Não deu certo e os amigos perceberam que precisavam de aliados para o projeto. Ragog­netti, jornalista e o intelectual do grupo, escre­veu na Fanfulla, jornal da colônia, uma carta aberta aos patrícios, pedindo-lhes a adesão à iniciativa. A carta, publicada em 14 de agosto de 1914, não teve grande repercussão. Cinco dias depois seguiu-se a ela um comunicado, chamando os interessados na fundação de um clube de futebol que fossem naquela noite· ao Salão Alhambra, na rua Marechal Deodoro, 2. (Desaparecida com tal denominação com as sucessivas urbanizações da atual praça da Sé, que ladeava, essa rua estava em pleno ”Triân­gulo”, o centro elegante, comercial e político da cidade, compreendido entre as ruas Direita, São Bento e 15 de novembro.)

Compareceram à reunião 35 pessoas e, co­mo bons italianos, logo “fundaram” dois parti­dos: o que queria só um time de futebol e o de­fensor de um clube social. Luigi Cervo botou suas artes de organizador a funcionar e conci­liou os dois grupos. Saiu dali com a incumbên­cia de elaborar os estatutos, ajudado por Mar­zo. Na verdade o que saiu foi um Statuto, redi­gido em italiano, aprovado no dia 26 de agos­to, no mesmo Salão Alhambra. Estava fundado o Palestra Itália, um clube de italianos, para italianos, mas dedicado também a integrá-los aos ” … filhos do País e membros de outras na­cionalidades”.

Na primeira diretoria, eleita no dia 7 de outubro e presidida por Ezequiel Si­mone, há, de fato, um nome sonoramente brasileiro, Álvaro F. da Silva, ao lado de 12 so­brenomes italianos.

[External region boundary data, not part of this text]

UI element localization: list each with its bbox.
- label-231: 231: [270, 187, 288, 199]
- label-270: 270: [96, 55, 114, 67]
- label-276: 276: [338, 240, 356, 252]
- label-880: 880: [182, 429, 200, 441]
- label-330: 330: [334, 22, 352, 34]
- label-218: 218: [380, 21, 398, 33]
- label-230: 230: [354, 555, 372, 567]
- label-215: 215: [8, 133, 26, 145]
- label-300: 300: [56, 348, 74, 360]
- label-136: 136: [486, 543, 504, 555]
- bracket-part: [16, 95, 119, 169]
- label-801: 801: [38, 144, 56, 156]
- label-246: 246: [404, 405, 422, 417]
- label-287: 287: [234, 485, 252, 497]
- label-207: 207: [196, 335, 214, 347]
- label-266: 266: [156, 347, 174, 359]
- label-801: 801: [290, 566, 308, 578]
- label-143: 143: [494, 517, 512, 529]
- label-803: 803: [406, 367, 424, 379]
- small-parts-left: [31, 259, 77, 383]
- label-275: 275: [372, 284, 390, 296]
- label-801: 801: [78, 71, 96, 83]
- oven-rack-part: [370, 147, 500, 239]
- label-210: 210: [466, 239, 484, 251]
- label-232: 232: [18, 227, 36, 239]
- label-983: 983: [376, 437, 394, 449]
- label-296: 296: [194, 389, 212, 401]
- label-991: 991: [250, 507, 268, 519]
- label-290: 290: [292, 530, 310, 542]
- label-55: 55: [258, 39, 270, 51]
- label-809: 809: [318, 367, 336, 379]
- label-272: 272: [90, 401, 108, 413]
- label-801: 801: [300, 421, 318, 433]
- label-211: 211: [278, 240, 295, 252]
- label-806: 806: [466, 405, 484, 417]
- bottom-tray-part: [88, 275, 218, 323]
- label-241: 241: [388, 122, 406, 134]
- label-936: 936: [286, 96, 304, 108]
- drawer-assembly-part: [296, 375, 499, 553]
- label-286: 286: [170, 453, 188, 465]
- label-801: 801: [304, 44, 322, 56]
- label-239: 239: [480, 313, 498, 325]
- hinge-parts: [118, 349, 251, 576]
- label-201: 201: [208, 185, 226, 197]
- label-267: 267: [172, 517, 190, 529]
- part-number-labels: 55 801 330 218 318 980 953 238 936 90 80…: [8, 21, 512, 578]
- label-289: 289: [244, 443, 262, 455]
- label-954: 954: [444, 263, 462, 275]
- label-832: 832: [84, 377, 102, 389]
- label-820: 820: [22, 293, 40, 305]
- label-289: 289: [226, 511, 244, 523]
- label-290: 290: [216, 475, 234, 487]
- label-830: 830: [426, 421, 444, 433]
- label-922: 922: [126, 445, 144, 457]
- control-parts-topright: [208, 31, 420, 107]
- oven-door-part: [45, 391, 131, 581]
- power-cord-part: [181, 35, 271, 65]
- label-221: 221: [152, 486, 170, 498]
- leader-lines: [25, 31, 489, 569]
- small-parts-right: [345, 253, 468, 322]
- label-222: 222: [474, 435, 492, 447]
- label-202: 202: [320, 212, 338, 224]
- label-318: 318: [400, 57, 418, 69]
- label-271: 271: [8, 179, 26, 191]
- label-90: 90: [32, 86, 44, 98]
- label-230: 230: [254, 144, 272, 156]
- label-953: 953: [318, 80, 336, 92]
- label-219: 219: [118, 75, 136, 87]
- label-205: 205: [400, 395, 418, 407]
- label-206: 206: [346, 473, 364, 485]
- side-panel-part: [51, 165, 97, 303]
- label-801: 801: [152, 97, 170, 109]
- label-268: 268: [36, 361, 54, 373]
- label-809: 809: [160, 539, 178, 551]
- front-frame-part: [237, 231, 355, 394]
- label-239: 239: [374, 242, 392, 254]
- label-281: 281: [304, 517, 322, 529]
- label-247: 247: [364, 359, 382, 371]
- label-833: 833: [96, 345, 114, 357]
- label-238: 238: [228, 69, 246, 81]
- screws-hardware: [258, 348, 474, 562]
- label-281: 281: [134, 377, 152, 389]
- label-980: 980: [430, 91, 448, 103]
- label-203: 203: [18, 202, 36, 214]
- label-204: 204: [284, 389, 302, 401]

O objetivo do clube, segundo o estatuto, era de “cultivar os esportes em geral e desenvol­ver o futebol em particular”, mas aberto a “manifestações de caráter diverso”. Era a es­crita conciliatória de Cervo em plena forma. O lugar onde se desenvolveriam as primeiras ati­vidades citadas no estatuto seria o Parque An­tártica, sublocado a outro time, o Nacional, que o alugava da Companhia Antártica Paulis­ta. O curioso é que o primeiro jogo de futebol do clube, realizado em janeiro de 1915, foi fo­ra dali, em Sorocaba, contra o Savóia, de Vo­torantim. Auspiciosa estréia: 2 a O para o Pa­lestra, cujo distintivo, aliás, era uma vistosa cruz de Savóia, símbolo de uma das casas no­bres da Itália.

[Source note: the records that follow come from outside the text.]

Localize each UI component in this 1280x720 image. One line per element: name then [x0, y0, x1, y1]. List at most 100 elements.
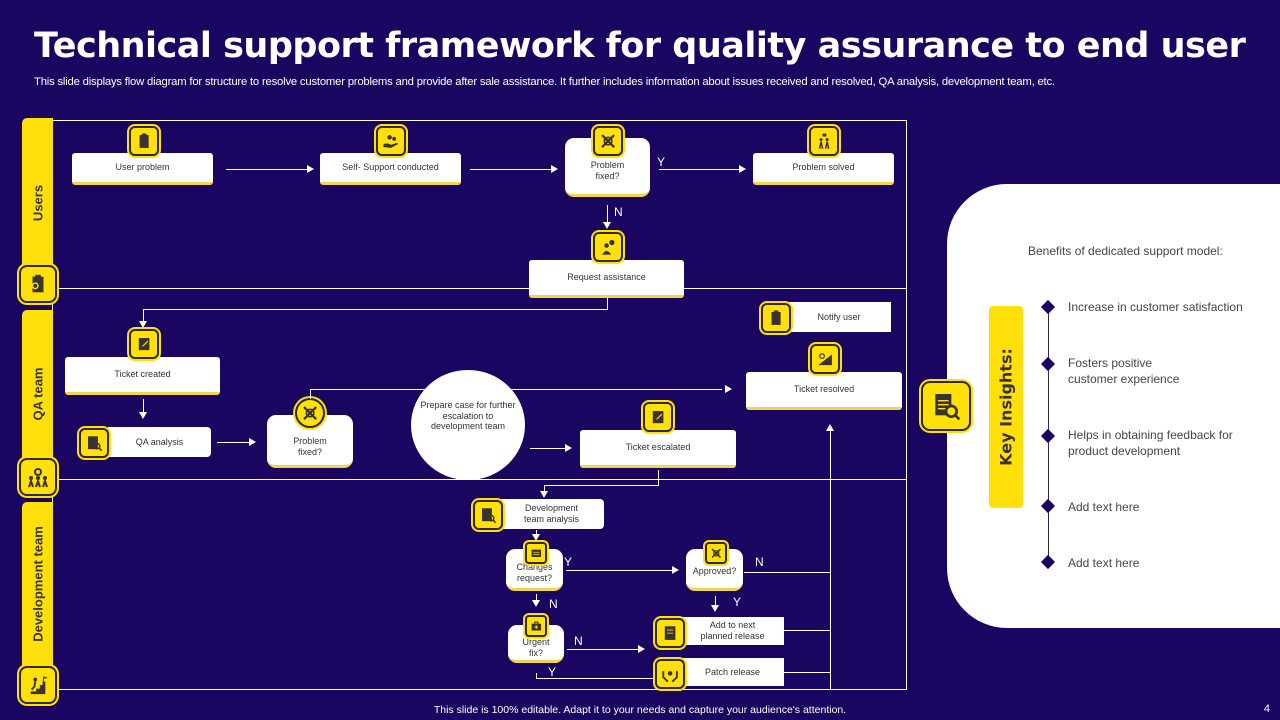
lane-label: Development team [30, 526, 45, 642]
clipboard-user-icon [761, 303, 791, 333]
arrow-head [725, 385, 732, 393]
node-self-support[interactable]: Self- Support conducted [320, 153, 461, 185]
connector [544, 485, 659, 486]
arrow-head [711, 605, 719, 612]
node-user-problem[interactable]: User problem [72, 153, 213, 185]
node-urgent-fix[interactable]: Urgent fix? [508, 625, 564, 663]
node-dev-analysis[interactable]: Development team analysis [499, 499, 604, 529]
lane-divider [52, 479, 907, 480]
connector [530, 448, 565, 449]
connector [310, 389, 722, 390]
connector [607, 205, 608, 223]
people-celebrate-icon [809, 126, 839, 156]
ticket-edit-icon [643, 402, 673, 432]
document-magnifier-icon [921, 381, 971, 431]
ticket-edit-icon [129, 329, 159, 359]
tools-cross-icon [705, 542, 727, 564]
arrow-head [638, 645, 645, 653]
first-aid-kit-icon [525, 615, 547, 637]
yes-label: Y [564, 555, 573, 569]
node-request-assistance[interactable]: Request assistance [529, 260, 684, 298]
climb-stairs-icon [19, 666, 57, 704]
key-insights-tab: Key Insights: [989, 306, 1023, 508]
no-label: N [614, 205, 623, 219]
arrow-head [540, 491, 548, 498]
no-label: N [574, 634, 583, 648]
connector [658, 470, 659, 486]
connector [715, 596, 716, 606]
node-patch-release[interactable]: Patch release [681, 658, 784, 686]
no-label: N [549, 597, 558, 611]
connector [544, 485, 545, 492]
diamond-bullet-icon [1040, 428, 1056, 444]
arrow-head [565, 444, 572, 452]
insight-item: Add text here [1068, 500, 1140, 514]
insight-item: Fosters positive customer experience [1068, 356, 1180, 387]
insights-heading: Benefits of dedicated support model: [1028, 244, 1223, 258]
yes-label: Y [548, 665, 557, 679]
node-ticket-resolved[interactable]: Ticket resolved [746, 372, 902, 410]
connector [536, 594, 537, 602]
arrow-head [307, 165, 314, 173]
lane-label: Users [30, 184, 45, 222]
arrow-head [532, 534, 540, 541]
node-problem-solved[interactable]: Problem solved [753, 153, 894, 185]
page-number: 4 [1263, 703, 1270, 715]
connector [784, 672, 831, 673]
node-ticket-escalated[interactable]: Ticket escalated [580, 430, 736, 468]
connector [310, 389, 311, 399]
hands-care-icon [655, 659, 685, 689]
arrow-head [551, 165, 558, 173]
connector [536, 673, 537, 679]
growth-chart-icon [810, 344, 840, 374]
document-list-icon [655, 618, 685, 648]
connector [143, 309, 144, 323]
arrow-head [739, 165, 746, 173]
document-search-icon [79, 428, 109, 458]
connector [536, 678, 654, 679]
insight-item: Increase in customer satisfaction [1068, 300, 1243, 314]
page-subtitle: This slide displays flow diagram for str… [34, 76, 1055, 88]
lane-divider [52, 288, 907, 289]
lane-label: QA team [30, 367, 45, 421]
connector [470, 169, 552, 170]
connector [143, 309, 608, 310]
diamond-bullet-icon [1040, 299, 1056, 315]
connector [607, 298, 608, 310]
connector [830, 428, 831, 690]
yes-label: Y [733, 595, 742, 609]
node-add-next-release[interactable]: Add to next planned release [681, 617, 784, 645]
connector [659, 169, 739, 170]
connector [217, 442, 250, 443]
connector [536, 530, 537, 536]
key-insights-title: Key Insights: [996, 348, 1016, 466]
connector [143, 399, 144, 413]
node-prepare-case[interactable]: Prepare case for further escalation to d… [411, 370, 525, 480]
node-ticket-created[interactable]: Ticket created [65, 357, 220, 395]
node-qa-analysis[interactable]: QA analysis [108, 427, 211, 457]
connector [784, 630, 831, 631]
lane-qa-team: QA team [22, 310, 53, 478]
arrow-head [532, 600, 540, 607]
connector [567, 649, 638, 650]
tools-cross-icon [593, 126, 623, 156]
node-notify-user[interactable]: Notify user [787, 302, 891, 332]
tools-cross-icon [295, 398, 325, 428]
page-title: Technical support framework for quality … [34, 26, 1246, 66]
person-question-icon [593, 232, 623, 262]
arrow-head [603, 222, 611, 229]
arrow-head [826, 424, 834, 431]
arrow-head [249, 438, 256, 446]
yes-label: Y [657, 155, 666, 169]
connector [226, 169, 308, 170]
arrow-head [139, 321, 147, 328]
clipboard-user-icon [129, 126, 159, 156]
document-search-icon [473, 500, 503, 530]
no-label: N [755, 555, 764, 569]
lane-development-team: Development team [22, 502, 53, 666]
lane-users: Users [22, 118, 53, 288]
connector [744, 572, 831, 573]
list-card-icon [525, 542, 547, 564]
diamond-bullet-icon [1040, 498, 1056, 514]
arrow-head [139, 412, 147, 419]
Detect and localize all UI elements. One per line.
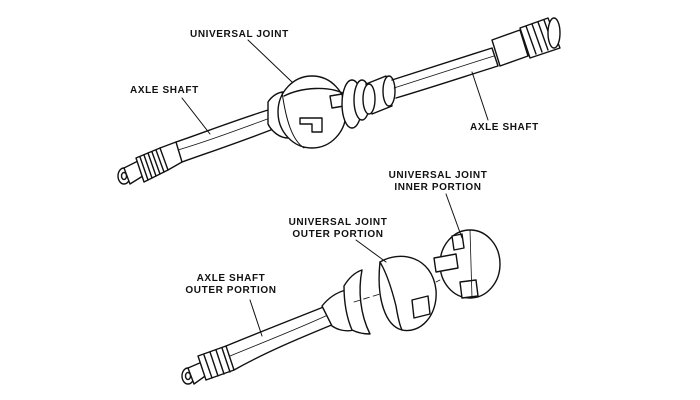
shaft-collar <box>362 75 396 115</box>
exploded-axle <box>181 229 501 385</box>
right-spline-end <box>491 17 561 67</box>
leader-lines-top <box>181 39 489 135</box>
label-uj-outer-line2: OUTER PORTION <box>292 229 384 240</box>
label-universal-joint: UNIVERSAL JOINT <box>190 29 289 40</box>
left-axle-shaft <box>175 109 277 163</box>
universal-joint-assembly <box>267 75 371 149</box>
label-uj-inner-line1: UNIVERSAL JOINT <box>388 170 488 181</box>
label-axle-shaft-right: AXLE SHAFT <box>470 122 539 133</box>
axle-shaft-outer <box>225 305 335 371</box>
assembled-axle <box>117 17 561 185</box>
label-uj-inner-portion: UNIVERSAL JOINT INNER PORTION <box>378 170 498 194</box>
label-axle-shaft-left: AXLE SHAFT <box>130 85 199 96</box>
uj-outer-portion-part <box>378 255 437 332</box>
label-axle-shaft-outer-portion: AXLE SHAFT OUTER PORTION <box>176 273 286 297</box>
left-spline-end <box>117 141 183 185</box>
label-as-outer-line2: OUTER PORTION <box>185 285 277 296</box>
label-uj-outer-line1: UNIVERSAL JOINT <box>288 217 388 228</box>
label-as-outer-line1: AXLE SHAFT <box>196 273 266 284</box>
bottom-spline-end <box>181 345 235 385</box>
leader-lines-bottom <box>249 193 463 337</box>
shaft-yoke <box>321 269 371 335</box>
uj-inner-portion-part <box>433 229 501 299</box>
right-axle-shaft <box>391 47 499 99</box>
label-uj-outer-portion: UNIVERSAL JOINT OUTER PORTION <box>278 217 398 241</box>
label-uj-inner-line2: INNER PORTION <box>394 182 482 193</box>
assembly-centerline <box>353 279 441 303</box>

Os primeiros dez anos de vida do clube, centrados unicamente no futebol, não foram, porém, dos mais tranquilos para a colônia ita­liana. Muitos dos imigrantes foram chamados de volta a seu país, convocados para lutar na guerra contra a Alemanha. Um deles foi Au­gusto Vicari, segundo presidente do Palestra. Sucessor do brevíssimo Ezequiel Simone, que pediu demissão depois de dois meses no cargo, Vicari ficara apenas oito meses na presidência. No futebol, havia uma outra “guerrinha”. O Palestra podia jogar amistosos, mas não era aceito no campeonato oficial, o da Associação Paulista de Esportes Atléticos (APEA), cujo quadro estava completo, com seis participan­tes. Só em 1916, com a saída de um desses ti­mes, o Scotch Wanderers, formado por ingle­ses, o Palestra pôde entrar na disputa.

Em seguida, os italianos tinham uma boa no­ticia a comemorar, o fim da I Guerra, em 1918. Para os radicados no Brasil, no entanto, aquele ano foi de sofrimento e medo, com a terrível gripe espanhola, uma epidemia que só na cida­de de São Paulo matou oito mil pessoas. Os que ganhavam a vida trabalhando no campo tam­bém pressentiram dias ruins, pois presenciaram uma violenta geada que prejudicou a produção cafeeira do Brasil, àquela altura, fornecedor· de 60% de todo o café produzido no mundo.

Na virada da década, finalmente, os pales­trinos espantavam o baixo astral. O clube en­trou em 1920 com o titulo de vice-campeão do Campeonato Paulista da temporada anterior e, em seguida, compraria o Parque Antártica, ainda então alugado. De casa própria, inaugu­rou uma sucessão de conquistas, ao vencer o Campeonato Paulista daquele ano de 1920. (Nos primeiros dez anos de existência repetiria o feito em 26, 27, 32, 33 e 34.) Apesar dos su­cessos crescentes alcançados com o futebol, o clube não se deixou ficar só nessa modalidade. Fiel à parte dos estatutos onde prometia “culti­var os esportes em geral”, fez surgir, em 1923 a secção de basquetebol, que iniciaria suas ati­vidades efetivamente dois anos depois … e que traria outras alegrias ao crescente número de associados e simpatizantes.